The question is too important for the welfare of the country to stop at half measures. But those who want to cultivate on a large scale can pre-empt land as any other man, after they have obtained a special authorization from the Governor. That permission may be refused, and would be if many applications were sent, for that special permission is required against Indian pre-emption, and it is not the Government policy to let Indians pre-empt. Besides, suppose the permission granted, how can an Indian who has nothing, no provisions, no money, no implements of agriculture, remain for ten months on his claim with his family? When he leaves he cannot engage a white man, another Indian cannot take his place, so that in his absence to procure food for his family his land may be jumped.
Pre-emption is but a nominal right to the Indian for whom it was not intended, and whose condition does not allow him to fulfill the provisions of the law.
The natives are now quite awake to the necessity of following the example of the whites. They look into the future with fear for themselves and their children if they do not do so; they want reasonable means for doing it, and consequently demand 80 acres of a farm for each head of a family, and extensive mountain pasture for their cattle, so as to allow them to increase their number every year and improve their own condition. This they have asked from the Indian Commissioner; they are anxious to obtain no money, nor any other compensation will they accept in its stead.

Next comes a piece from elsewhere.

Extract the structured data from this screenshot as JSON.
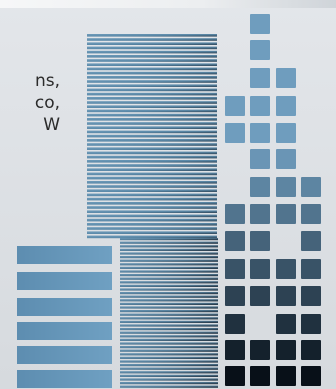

The Indians of this country, as a people, are honest, peaceful, law-abiding, and well disposed towards the whites; none can complain that they have done him any harm. On the contrary, they are industrious and of great service to the whites. Let not their good qualities be turned against their interests, but be one reason the more to secure to them the means of becoming useful members of society. If they obtain the right which they claim, the good feeling that reigns between them and the whites shall be strengthened for ever. The settlers need not entertain any fear of them; we shall never see in our midst the heart-rending scenes which desolate so many homes among our neighbours; and the comparison which you draw to the advantage of our Government and of its just treatment of the natives will remain an undisputed truth.
But if the Indians are persistently refused their demands, if they are deprived of their fathers’ land without any hope of redress from the proper authorities, their dissatisfactions will increase, meetings shall be held again, as it has been about their grievances, until they come to an understanding, the end of which I am afraid to foresee. We may have very serious disturbances, which it might be impossible to suppress except at the cost of human life and large expenditure of money, as our past experience has taught us with the Chilcotin Indians; and those were only a handful of men, whilst the present dissatisfaction pervades all the tribes living amongst the whites.
I beg to apologize for the length of this communication, but the matter is too important for me to keep silent. If it is my duty to teach the Indian to keep the commandments of God, and obey the just laws of man, it is no less my obligation to spare no effort in order that justice be done to them, and that peace and security be preserved in my adopted country.